# Historical Event Narrator - Dataset Analysis

This notebook explores the dataset generated for the Historical Event Narrator project. We analyze token lengths, keyword distribution, and overall data quality.

In [None]:
import json
import matplotlib.pyplot as plt
import pandas as pd
from collections import Counter
from wordcloud import WordCloud

In [None]:
# Load Data
data_path = "../data/processed/train.jsonl"
data = []
with open(data_path, 'r') as f:
    for line in f:
        data.append(json.loads(line))

df = pd.DataFrame(data)
print(f"Total Examples: {len(df)}")
df.head()

## 1. Instruction Distribution
Let's see which instructions are most common.

In [None]:
plt.figure(figsize=(10, 6))
df['instruction'].value_counts().plot(kind='barh', color='skyblue')
plt.title("Instruction Distribution")
plt.xlabel("Count")
plt.show()

## 2. Word Cloud of Titles
What historical events are we covering?

In [None]:
text = " ".join(df['input'].tolist())
wordcloud = WordCloud(width=800, height=400, background_color='white').generate(text)
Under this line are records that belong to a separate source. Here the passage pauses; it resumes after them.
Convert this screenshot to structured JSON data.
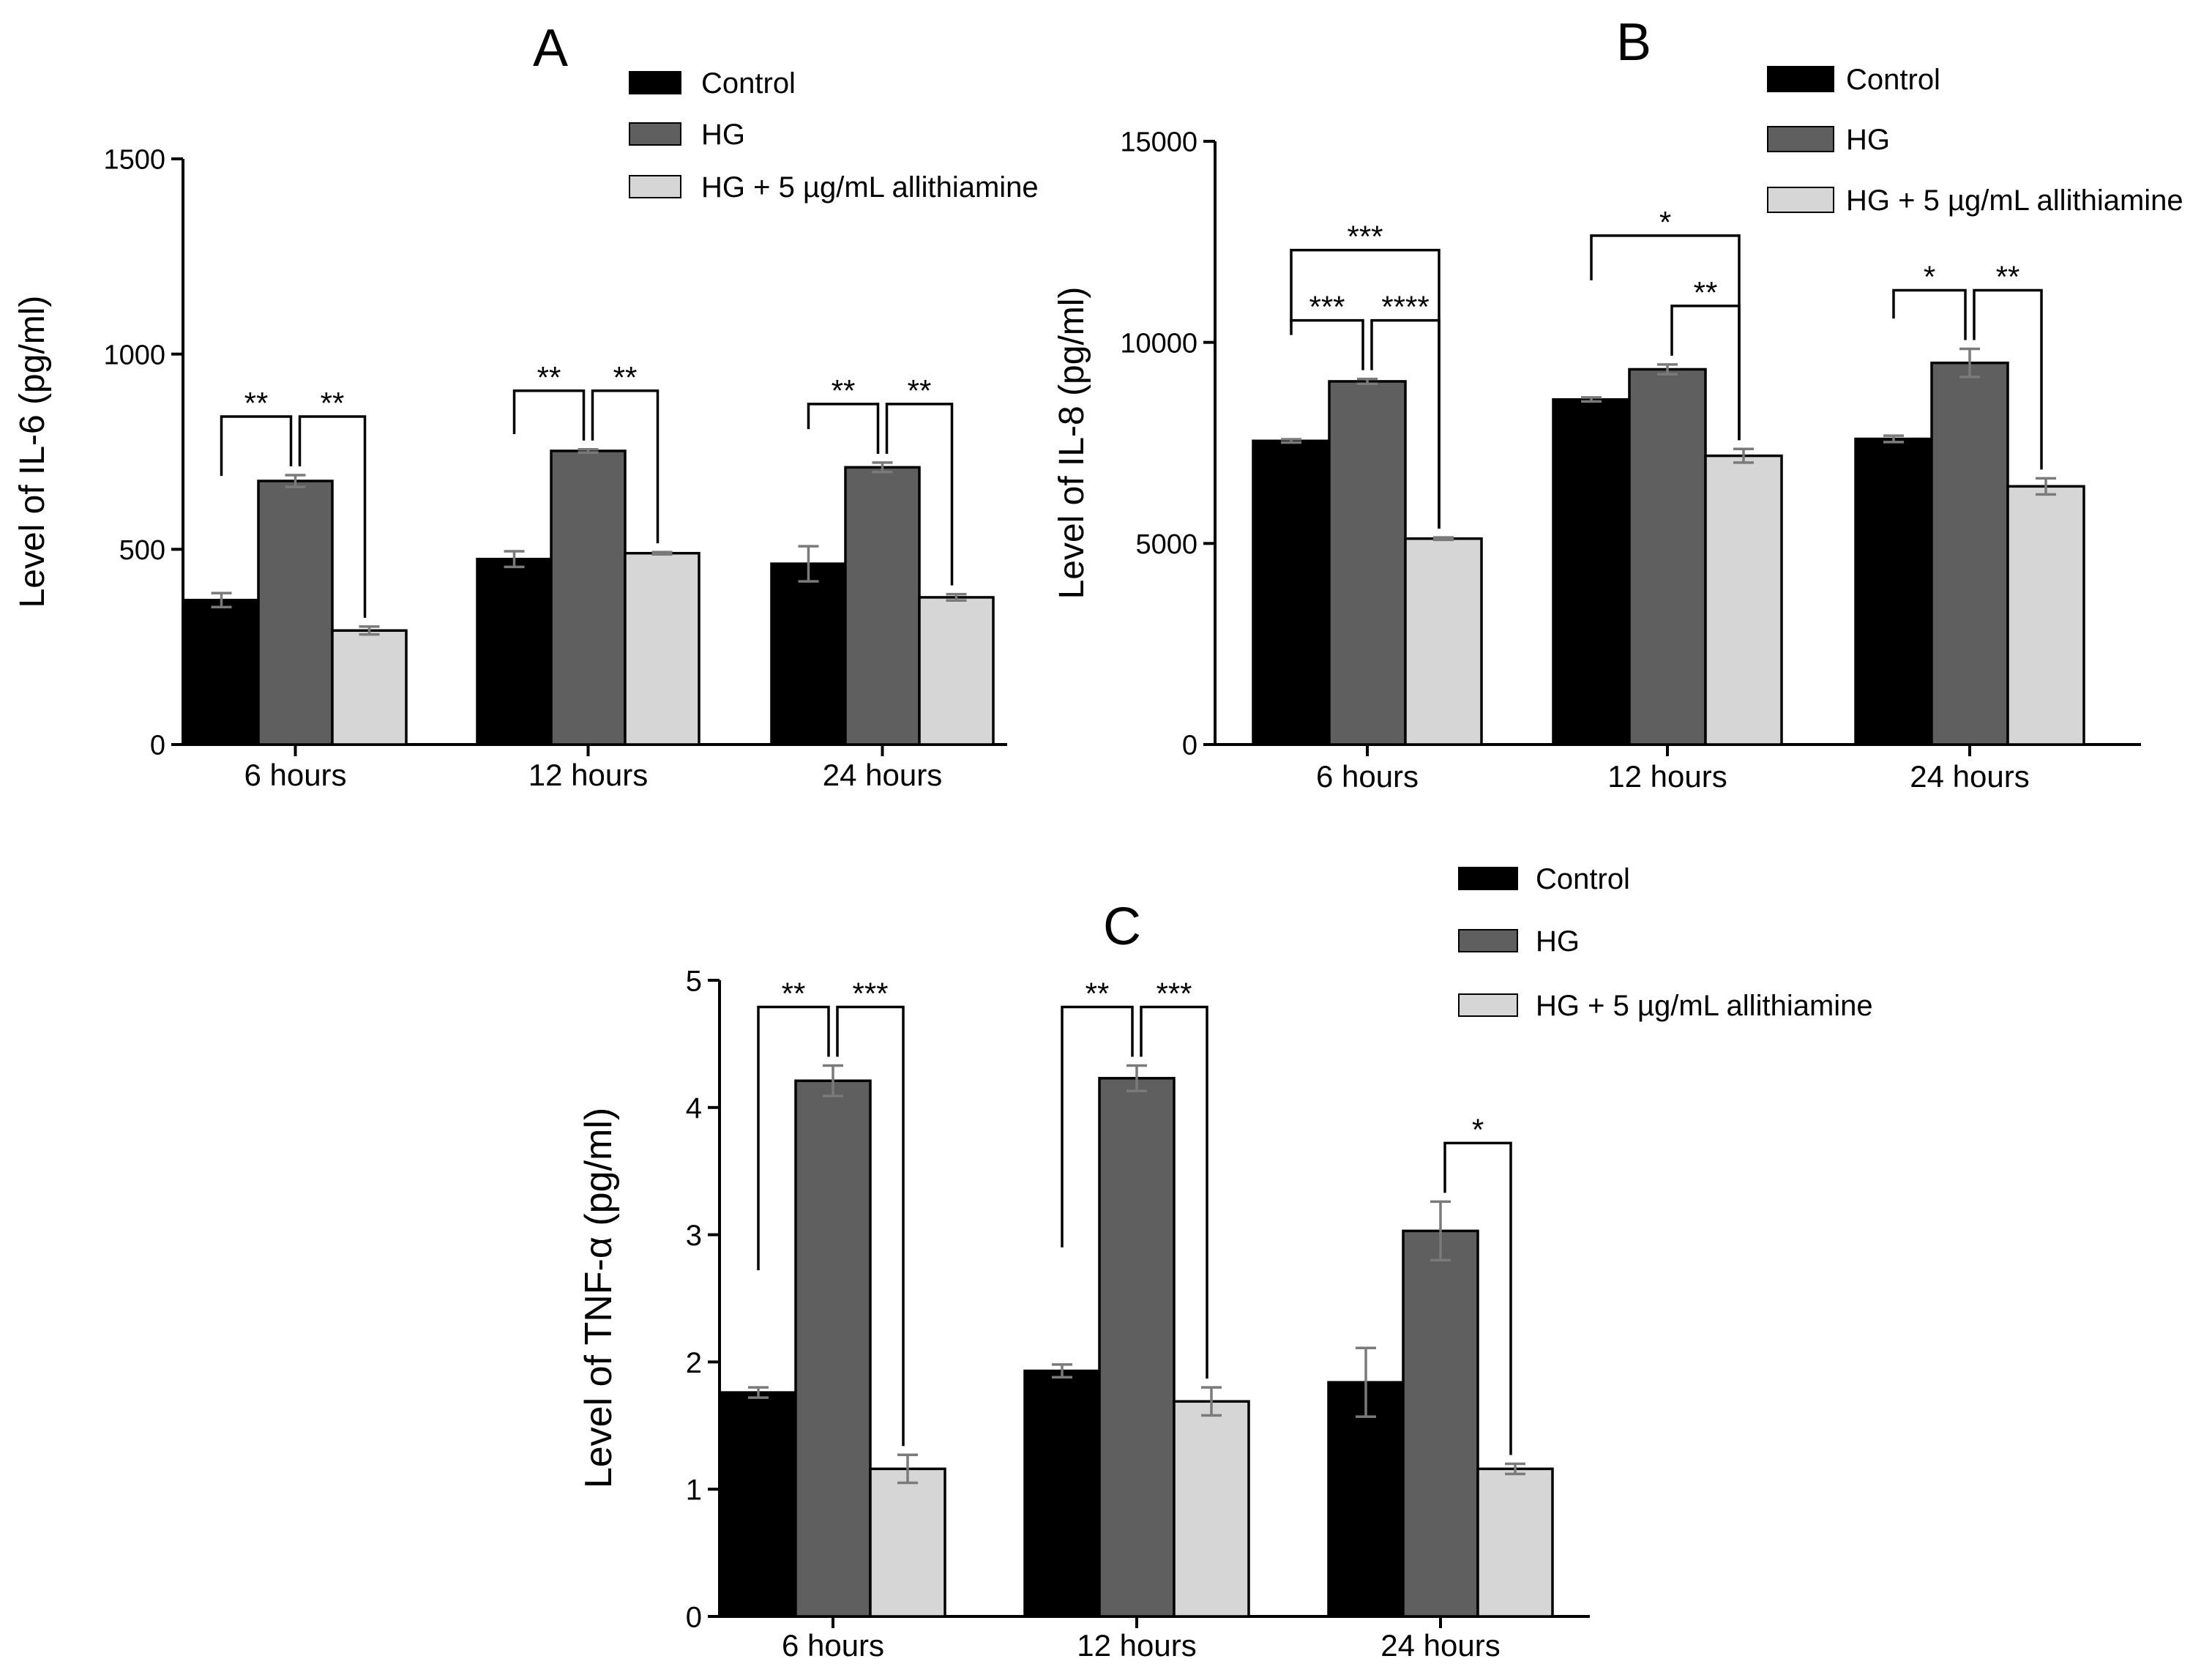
{
  "chart_data": [
    {
      "type": "bar",
      "panel_label": "A",
      "categories": [
        "6 hours",
        "12 hours",
        "24 hours"
      ],
      "ylabel": "Level of IL-6 (pg/ml)",
      "xlabel": "",
      "ylim": [
        0,
        1500
      ],
      "yticks": [
        0,
        500,
        1000,
        1500
      ],
      "ytick_labels": [
        "0",
        "500",
        "1000",
        "1500"
      ],
      "legend_position": "top-right",
      "series": [
        {
          "name": "Control",
          "color": "#000000",
          "values": [
            370,
            475,
            463
          ],
          "errors": [
            18,
            20,
            45
          ]
        },
        {
          "name": "HG",
          "color": "#5f5f5f",
          "values": [
            675,
            752,
            710
          ],
          "errors": [
            15,
            4,
            12
          ]
        },
        {
          "name": "HG + 5 µg/mL allithiamine",
          "color": "#d6d6d6",
          "values": [
            292,
            490,
            377
          ],
          "errors": [
            10,
            3,
            8
          ]
        }
      ],
      "annotations": [
        {
          "text": "**",
          "group": 0,
          "from": 0,
          "to": 1
        },
        {
          "text": "**",
          "group": 0,
          "from": 1,
          "to": 2
        },
        {
          "text": "**",
          "group": 1,
          "from": 0,
          "to": 1
        },
        {
          "text": "**",
          "group": 1,
          "from": 1,
          "to": 2
        },
        {
          "text": "**",
          "group": 2,
          "from": 0,
          "to": 1
        },
        {
          "text": "**",
          "group": 2,
          "from": 1,
          "to": 2
        }
      ]
    },
    {
      "type": "bar",
      "panel_label": "B",
      "categories": [
        "6 hours",
        "12 hours",
        "24 hours"
      ],
      "ylabel": "Level of IL-8 (pg/ml)",
      "xlabel": "",
      "ylim": [
        0,
        15000
      ],
      "yticks": [
        0,
        5000,
        10000,
        15000
      ],
      "ytick_labels": [
        "0",
        "5000",
        "10000",
        "15000"
      ],
      "legend_position": "top-right",
      "series": [
        {
          "name": "Control",
          "color": "#000000",
          "values": [
            7550,
            8580,
            7600
          ],
          "errors": [
            40,
            50,
            80
          ]
        },
        {
          "name": "HG",
          "color": "#5f5f5f",
          "values": [
            9030,
            9330,
            9490
          ],
          "errors": [
            60,
            120,
            350
          ]
        },
        {
          "name": "HG + 5 µg/mL allithiamine",
          "color": "#d6d6d6",
          "values": [
            5120,
            7180,
            6420
          ],
          "errors": [
            30,
            170,
            200
          ]
        }
      ],
      "annotations": [
        {
          "text": "***",
          "group": 0,
          "from": 0,
          "to": 1
        },
        {
          "text": "****",
          "group": 0,
          "from": 1,
          "to": 2
        },
        {
          "text": "***",
          "group": 0,
          "from": 0,
          "to": 2
        },
        {
          "text": "**",
          "group": 1,
          "from": 1,
          "to": 2
        },
        {
          "text": "*",
          "group": 1,
          "from": 0,
          "to": 2
        },
        {
          "text": "*",
          "group": 2,
          "from": 0,
          "to": 1
        },
        {
          "text": "**",
          "group": 2,
          "from": 1,
          "to": 2
        }
      ]
    },
    {
      "type": "bar",
      "panel_label": "C",
      "categories": [
        "6 hours",
        "12 hours",
        "24 hours"
      ],
      "ylabel": "Level of TNF-α (pg/ml)",
      "xlabel": "",
      "ylim": [
        0,
        5
      ],
      "yticks": [
        0,
        1,
        2,
        3,
        4,
        5
      ],
      "ytick_labels": [
        "0",
        "1",
        "2",
        "3",
        "4",
        "5"
      ],
      "legend_position": "top-right",
      "series": [
        {
          "name": "Control",
          "color": "#000000",
          "values": [
            1.76,
            1.93,
            1.84
          ],
          "errors": [
            0.04,
            0.05,
            0.27
          ]
        },
        {
          "name": "HG",
          "color": "#5f5f5f",
          "values": [
            4.21,
            4.23,
            3.03
          ],
          "errors": [
            0.12,
            0.1,
            0.23
          ]
        },
        {
          "name": "HG + 5 µg/mL allithiamine",
          "color": "#d6d6d6",
          "values": [
            1.16,
            1.69,
            1.16
          ],
          "errors": [
            0.11,
            0.11,
            0.04
          ]
        }
      ],
      "annotations": [
        {
          "text": "**",
          "group": 0,
          "from": 0,
          "to": 1
        },
        {
          "text": "***",
          "group": 0,
          "from": 1,
          "to": 2
        },
        {
          "text": "**",
          "group": 1,
          "from": 0,
          "to": 1
        },
        {
          "text": "***",
          "group": 1,
          "from": 1,
          "to": 2
        },
        {
          "text": "*",
          "group": 2,
          "from": 1,
          "to": 2
        }
      ]
    }
  ]
}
plt.figure(figsize=(10, 5))
plt.imshow(wordcloud, interpolation='bilinear')
plt.axis('off')
plt.title("Common Words in Event Titles")
plt.show()

## 3. Length Analysis
How long are the narratives?

In [None]:
df['length'] = df['output'].apply(lambda x: len(x.split()))

plt.figure(figsize=(10, 6))
plt.hist(df['length'], bins=50, color='salmon', edgecolor='black')
plt.title("Narrative Length Distribution (Words)")
plt.xlabel("Word Count")
plt.ylabel("Frequency")
plt.show()